NMKey is NMCrate's own licensing backend for paid plugins. Unlike third-party license services, the entire validation pipeline runs on NMCrate itself — there is nothing external to spoof, throttle, or take offline.

## How it protects your plugin

1. A buyer completes checkout on NMCrate.
2. NMCrate mints a unique `NMK-…` key bound to **one live server** at a time.
3. The download bakes the buyer's key into their `plugin.jar` as an embedded `nmkey.txt` — there is nothing for buyers to copy or configure.
4. On boot, your plugin validates the key via the [NMKey library](/publicapi/docs/nmkey-plugin-integration) (asynchronously), which verifies the Ed25519-signed response.
5. The first server claims the license seat; any second server is rejected with `max_servers`. A leaked key simply refuses to boot anywhere else.

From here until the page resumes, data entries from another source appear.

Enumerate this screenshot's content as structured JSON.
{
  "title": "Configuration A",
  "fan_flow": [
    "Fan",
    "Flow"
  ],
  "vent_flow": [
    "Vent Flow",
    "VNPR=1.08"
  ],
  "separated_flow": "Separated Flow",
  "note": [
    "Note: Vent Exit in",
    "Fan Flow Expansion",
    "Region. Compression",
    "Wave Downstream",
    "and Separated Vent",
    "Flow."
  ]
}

Responses are cryptographically signed, so even if an attacker reroutes the API to a fake server that always answers "valid", the library verifies the signature against NMCrate's public key and rejects the forgery.

## The NMKey library

The officially endorsed client is an ultra-lightweight Kotlin/JVM library ([GuavaDealer/NMKey](https://github.com/GuavaDealer/NMKey), Apache 2.0):

* **No networking bloat** — no Ktor, no coroutine dispatchers; just the native Java 17 `HttpClient` and the Bukkit API, with `kotlinx.serialization` for reflection-free JSON.
* **Dynamic fingerprinting** — identifies the server with in-memory JVM heuristics (processors, OS arch, server port) to prevent seat spoofing in containerized environments.
* **Offline grace period** — a 256-bit AES-GCM encrypted cache keyed to the server's fingerprint lets valid buyers survive API outages for up to 48 hours.
* **Self-Cleaning architecture** — hooks Bukkit's `PluginDisableEvent` to automatically release the license seat and destroy HTTP threads on shutdown or `/reload`; no manual cleanup needed.

### Requirements

|           |                                                     |
| --------- | --------------------------------------------------- |
| Java      | 17+                                                 |
| Paper API | 1.17+                                               |
| Kotlin    | 2.4+ (stdlib + serialization, shaded into your jar) |

## Enabling NMKey for a product

In your studio dashboard, open **Licensing → Add license**, pick the plugin, and choose **NMKey Plugin Safe**. You'll get an 8-character plugin id — that's the `PLUGIN_ID` your code passes to the library. Default policy (servers per key, expiration) is configurable per product, and individual keys can be revoked or adjusted from the same tab.

Not on the JVM? The raw HTTP endpoints are public — see the [NMKey HTTP API](/publicapi/docs/nmkey-http-api).